Then there is Thailand, where the senior executive vice president of the Stock Exchange of Thailand, Pakorn Peetathawatchai, said that "China is a very important market and a weaker yuan makes our exports there more expensive." He added that weaker yuan also increases travel costs for Chinese tourists.
Well, yes, it's called "war" for a reason.
Finally, there is Russia whose economy is already in a tailspin now that the dead cat bounce in oil has ended, and where moments ago RIA said that the Yuan devaluation puts pressure on RUB, other EM currencies.  Still, the Russian Economy Ministry sees no domestic factors for ruble devaluation, RIA adds even as it admits crude prices to stay under pressure in 2015.

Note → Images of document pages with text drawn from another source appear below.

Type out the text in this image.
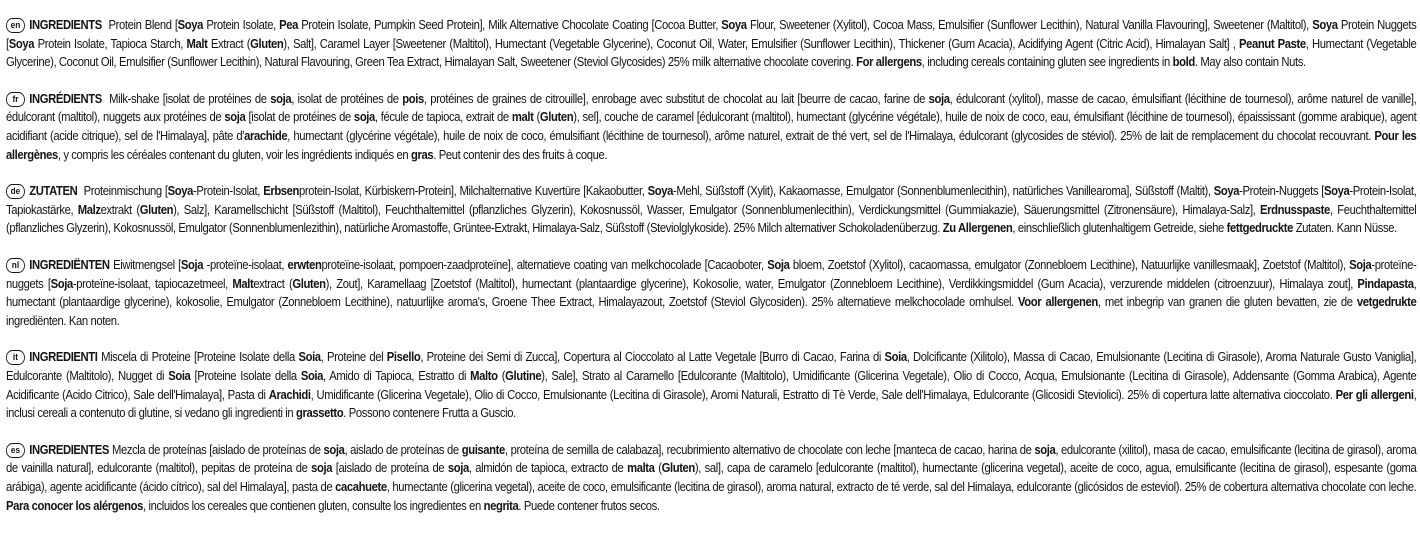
en INGREDIENTS Protein Blend [Soya Protein Isolate, Pea Protein Isolate, Pumpkin Seed Protein], Milk Alternative Chocolate Coating [Cocoa Butter, Soya Flour, Sweetener (Xylitol), Cocoa Mass, Emulsifier (Sunflower Lecithin), Natural Vanilla Flavouring], Sweetener (Maltitol), Soya Protein Nuggets [Soya Protein Isolate, Tapioca Starch, Malt Extract (Gluten), Salt], Caramel Layer [Sweetener (Maltitol), Humectant (Vegetable Glycerine), Coconut Oil, Water, Emulsifier (Sunflower Lecithin), Thickener (Gum Acacia), Acidifying Agent (Citric Acid), Himalayan Salt] , Peanut Paste, Humectant (Vegetable Glycerine), Coconut Oil, Emulsifier (Sunflower Lecithin), Natural Flavouring, Green Tea Extract, Himalayan Salt, Sweetener (Steviol Glycosides) 25% milk alternative chocolate covering. For allergens, including cereals containing gluten see ingredients in bold. May also contain Nuts.

fr INGRÉDIENTS Milk-shake [isolat de protéines de soja, isolat de protéines de pois, protéines de graines de citrouille], enrobage avec substitut de chocolat au lait [beurre de cacao, farine de soja, édulcorant (xylitol), masse de cacao, émulsifiant (lécithine de tournesol), arôme naturel de vanille], édulcorant (maltitol), nuggets aux protéines de soja [isolat de protéines de soja, fécule de tapioca, extrait de malt (Gluten), sel], couche de caramel [édulcorant (maltitol), humectant (glycérine végétale), huile de noix de coco, eau, émulsifiant (lécithine de tournesol), épaississant (gomme arabique), agent acidifiant (acide citrique), sel de l'Himalaya], pâte d'arachide, humectant (glycérine végétale), huile de noix de coco, émulsifiant (lécithine de tournesol), arôme naturel, extrait de thé vert, sel de l'Himalaya, édulcorant (glycosides de stéviol). 25% de lait de remplacement du chocolat recouvrant. Pour les allergènes, y compris les céréales contenant du gluten, voir les ingrédients indiqués en gras. Peut contenir des des fruits à coque.

de ZUTATEN Proteinmischung [Soya-Protein-Isolat, Erbsenprotein-Isolat, Kürbiskern-Protein], Milchalternative Kuvertüre [Kakaobutter, Soya-Mehl, Süßstoff (Xylit), Kakaomasse, Emulgator (Sonnenblumenlecithin), natürliches Vanillearoma], Süßstoff (Maltit), Soya-Protein-Nuggets [Soya-Protein-Isolat, Tapiokastärke, Malzextrakt (Gluten), Salz], Karamellschicht [Süßstoff (Maltitol), Feuchthaltemittel (pflanzliches Glyzerin), Kokosnussöl, Wasser, Emulgator (Sonnenblumenlecithin), Verdickungsmittel (Gummiakazie), Säuerungsmittel (Zitronensäure), Himalaya-Salz], Erdnusspaste, Feuchthaltemittel (pflanzliches Glyzerin), Kokosnussöl, Emulgator (Sonnenblumenlezithin), natürliche Aromastoffe, Grüntee-Extrakt, Himalaya-Salz, Süßstoff (Steviolglykoside). 25% Milch alternativer Schokoladenüberzug. Zu Allergenen, einschließlich glutenhaltigem Getreide, siehe fettgedruckte Zutaten. Kann Nüsse.

nl INGREDIËNTEN Eiwitmengsel [Soja -proteïne-isolaat, erwtenproteïne-isolaat, pompoen-zaadproteïne], alternatieve coating van melkchocolade [Cacaoboter, Soja bloem, Zoetstof (Xylitol), cacaomassa, emulgator (Zonnebloem Lecithine), Natuurlijke vanillesmaak], Zoetstof (Maltitol), Soja-proteïne-nuggets [Soja-proteïne-isolaat, tapiocazetmeel, Maltextract (Gluten), Zout], Karamellaag [Zoetstof (Maltitol), humectant (plantaardige glycerine), Kokosolie, water, Emulgator (Zonnebloem Lecithine), Verdikkingsmiddel (Gum Acacia), verzurende middelen (citroenzuur), Himalaya zout], Pindapasta, humectant (plantaardige glycerine), kokosolie, Emulgator (Zonnebloem Lecithine), natuurlijke aroma's, Groene Thee Extract, Himalayazout, Zoetstof (Steviol Glycosiden). 25% alternatieve melkchocolade omhulsel. Voor allergenen, met inbegrip van granen die gluten bevatten, zie de vetgedrukte ingrediënten. Kan noten.

it INGREDIENTI Miscela di Proteine [Proteine Isolate della Soia, Proteine del Pisello, Proteine dei Semi di Zucca], Copertura al Cioccolato al Latte Vegetale [Burro di Cacao, Farina di Soia, Dolcificante (Xilitolo), Massa di Cacao, Emulsionante (Lecitina di Girasole), Aroma Naturale Gusto Vaniglia], Edulcorante (Maltitolo), Nugget di Soia [Proteine Isolate della Soia, Amido di Tapioca, Estratto di Malto (Glutine), Sale], Strato al Caramello [Edulcorante (Maltitolo), Umidificante (Glicerina Vegetale), Olio di Cocco, Acqua, Emulsionante (Lecitina di Girasole), Addensante (Gomma Arabica), Agente Acidificante (Acido Citrico), Sale dell'Himalaya], Pasta di Arachidi, Umidificante (Glicerina Vegetale), Olio di Cocco, Emulsionante (Lecitina di Girasole), Aromi Naturali, Estratto di Tè Verde, Sale dell'Himalaya, Edulcorante (Glicosidi Steviolici). 25% di copertura latte alternativa cioccolato. Per gli allergeni, inclusi cereali a contenuto di glutine, si vedano gli ingredienti in grassetto. Possono contenere Frutta a Guscio.

es INGREDIENTES Mezcla de proteínas [aislado de proteínas de soja, aislado de proteínas de guisante, proteína de semilla de calabaza], recubrimiento alternativo de chocolate con leche [manteca de cacao, harina de soja, edulcorante (xilitol), masa de cacao, emulsificante (lecitina de girasol), aroma de vainilla natural], edulcorante (maltitol), pepitas de proteína de soja [aislado de proteína de soja, almidón de tapioca, extracto de malta (Gluten), sal], capa de caramelo [edulcorante (maltitol), humectante (glicerina vegetal), aceite de coco, agua, emulsificante (lecitina de girasol), espesante (goma arábiga), agente acidificante (ácido cítrico), sal del Himalaya], pasta de cacahuete, humectante (glicerina vegetal), aceite de coco, emulsificante (lecitina de girasol), aroma natural, extracto de té verde, sal del Himalaya, edulcorante (glicósidos de esteviol). 25% de cobertura alternativa chocolate con leche. Para conocer los alérgenos, incluidos los cereales que contienen gluten, consulte los ingredientes en negrita. Puede contener frutos secos.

We give Russia, Thailand and India (as well as the rest of the EM countries, actually make that all countries, the US included) at least a few days (hours may suffice) before they all realize that in a beggar-thy-neighbor global currency war, where the ZIRP (or NIRP) liquidity trap is already stalking at least half of the entire world, there really is no choice.
Expect a dramatic surge in interest rate cuts over the next several weeks as the rest of the world realizes this is not some bad dream and responds, and the tit-for-tat FX defection regime (also known elsewhere as "war") goes thermonuclear.